Era lógico y conveniente que ella, la Primera, celebrara la ceremonia y fuera la que atara el nudo de la pareja más extraordinaria. La propia Zelandoni era una presencia memorable. Llevaba realzado con colores más intensos el tatuaje de la frente; iba peinada de una manera extravagante pero cuidadosa que la hacía aún más alta; y su túnica, larga y profusamente decorada, era una obra de arte que requería a una persona de su corpulencia para lucirla debidamente. Todos permanecían atentos al trío. La Zelandoni guardó silencio, reclamando así mayor atención aún.

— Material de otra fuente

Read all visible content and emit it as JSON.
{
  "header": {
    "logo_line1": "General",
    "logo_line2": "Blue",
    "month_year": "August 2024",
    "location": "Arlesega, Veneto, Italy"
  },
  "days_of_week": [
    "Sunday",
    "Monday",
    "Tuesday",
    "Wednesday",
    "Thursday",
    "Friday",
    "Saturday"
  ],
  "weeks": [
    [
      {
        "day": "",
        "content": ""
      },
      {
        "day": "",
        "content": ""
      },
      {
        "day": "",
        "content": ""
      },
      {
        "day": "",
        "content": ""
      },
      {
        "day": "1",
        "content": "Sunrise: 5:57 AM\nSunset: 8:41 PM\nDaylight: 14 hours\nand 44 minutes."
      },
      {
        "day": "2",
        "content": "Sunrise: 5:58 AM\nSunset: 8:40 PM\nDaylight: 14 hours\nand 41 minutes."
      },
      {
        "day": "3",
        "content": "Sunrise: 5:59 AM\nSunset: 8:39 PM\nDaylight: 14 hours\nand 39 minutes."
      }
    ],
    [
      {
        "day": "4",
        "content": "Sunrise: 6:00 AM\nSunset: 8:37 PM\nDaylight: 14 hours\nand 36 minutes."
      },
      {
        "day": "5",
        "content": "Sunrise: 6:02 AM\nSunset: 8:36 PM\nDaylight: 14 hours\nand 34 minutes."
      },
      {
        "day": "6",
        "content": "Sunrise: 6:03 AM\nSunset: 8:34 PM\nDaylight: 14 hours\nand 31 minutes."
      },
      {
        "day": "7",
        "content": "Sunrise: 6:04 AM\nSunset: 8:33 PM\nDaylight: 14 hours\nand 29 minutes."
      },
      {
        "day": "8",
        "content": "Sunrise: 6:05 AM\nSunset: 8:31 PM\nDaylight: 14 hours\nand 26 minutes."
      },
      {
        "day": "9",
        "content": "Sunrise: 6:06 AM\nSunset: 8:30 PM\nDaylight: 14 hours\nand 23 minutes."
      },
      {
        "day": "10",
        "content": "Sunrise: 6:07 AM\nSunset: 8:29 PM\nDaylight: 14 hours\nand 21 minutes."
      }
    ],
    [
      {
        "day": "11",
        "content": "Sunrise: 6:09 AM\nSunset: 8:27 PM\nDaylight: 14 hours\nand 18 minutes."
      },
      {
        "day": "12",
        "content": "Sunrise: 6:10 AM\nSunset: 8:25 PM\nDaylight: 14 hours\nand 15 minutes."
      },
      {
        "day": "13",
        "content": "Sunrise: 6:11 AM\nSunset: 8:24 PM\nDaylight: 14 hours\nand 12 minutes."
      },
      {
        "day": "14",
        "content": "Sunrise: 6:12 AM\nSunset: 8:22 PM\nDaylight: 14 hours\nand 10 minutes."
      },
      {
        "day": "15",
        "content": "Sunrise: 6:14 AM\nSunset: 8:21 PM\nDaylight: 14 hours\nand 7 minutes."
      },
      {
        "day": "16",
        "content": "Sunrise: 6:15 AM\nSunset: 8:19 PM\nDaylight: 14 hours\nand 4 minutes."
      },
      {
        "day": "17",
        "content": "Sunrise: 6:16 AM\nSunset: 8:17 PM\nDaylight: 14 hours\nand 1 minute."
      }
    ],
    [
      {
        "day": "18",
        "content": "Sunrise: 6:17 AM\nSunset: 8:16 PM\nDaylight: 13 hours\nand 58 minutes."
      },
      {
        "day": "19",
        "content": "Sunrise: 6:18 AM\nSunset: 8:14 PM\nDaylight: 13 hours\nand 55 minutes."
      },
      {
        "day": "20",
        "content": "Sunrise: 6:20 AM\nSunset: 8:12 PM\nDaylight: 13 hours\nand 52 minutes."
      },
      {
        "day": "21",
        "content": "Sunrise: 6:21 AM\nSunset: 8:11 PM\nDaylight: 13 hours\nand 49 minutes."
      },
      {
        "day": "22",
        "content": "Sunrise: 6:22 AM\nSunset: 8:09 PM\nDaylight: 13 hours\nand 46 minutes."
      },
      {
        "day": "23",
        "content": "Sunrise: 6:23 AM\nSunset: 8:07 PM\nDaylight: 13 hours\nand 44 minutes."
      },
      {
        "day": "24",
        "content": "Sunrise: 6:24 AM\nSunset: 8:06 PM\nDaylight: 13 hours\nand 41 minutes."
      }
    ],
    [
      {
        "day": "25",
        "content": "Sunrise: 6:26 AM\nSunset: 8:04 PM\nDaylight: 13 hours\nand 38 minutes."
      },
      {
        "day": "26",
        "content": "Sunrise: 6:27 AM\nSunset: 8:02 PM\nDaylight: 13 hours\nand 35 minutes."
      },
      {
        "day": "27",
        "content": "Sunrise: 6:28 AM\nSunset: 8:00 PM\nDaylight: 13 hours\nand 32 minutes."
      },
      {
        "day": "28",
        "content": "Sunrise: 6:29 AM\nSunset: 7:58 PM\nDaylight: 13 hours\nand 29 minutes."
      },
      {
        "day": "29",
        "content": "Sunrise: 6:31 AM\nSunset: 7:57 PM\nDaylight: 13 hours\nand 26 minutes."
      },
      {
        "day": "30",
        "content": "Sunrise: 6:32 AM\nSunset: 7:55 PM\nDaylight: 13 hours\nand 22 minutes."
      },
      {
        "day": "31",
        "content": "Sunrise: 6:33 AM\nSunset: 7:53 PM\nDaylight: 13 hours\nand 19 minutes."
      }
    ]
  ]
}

Marthona se había colocado junto a su hijo, con Willamar, su actual pareja, a la derecha y un paso por detrás. A la izquierda tenía a Dalanar y, un poco más atrás, a Jerika. Los dos tendrían que esperar al final para que se emparejasen Joplaya y Echozar. Al lado de Willamar se hallaban Folara y Joharran, los hermanos de Jondalar. Junto a este último estaban Proleva y su hijo, Jaradal. Entre el público había muchos amigos y parientes, en una zona reservada a los allegados de la pareja. La Zelandoni los miró a todos y luego, antes de empezar, dirigió la vista hacia la multitud situada en la pendiente.

–Cavernas de los zelandonii –comenzó la donier con voz vibrante y solemne–, os ruego que seáis testigos de la unión de un hombre y una mujer. Doni, la Gran Madre Tierra, Primera Creadora, Madre de todos, la que da a luz a Bali, que ilumina el cielo, y cuyo compañero y amigo, Lumi, brilla sobre nosotros esta noche como testigo. A Ella honramos con la sagrada unión de sus hijos.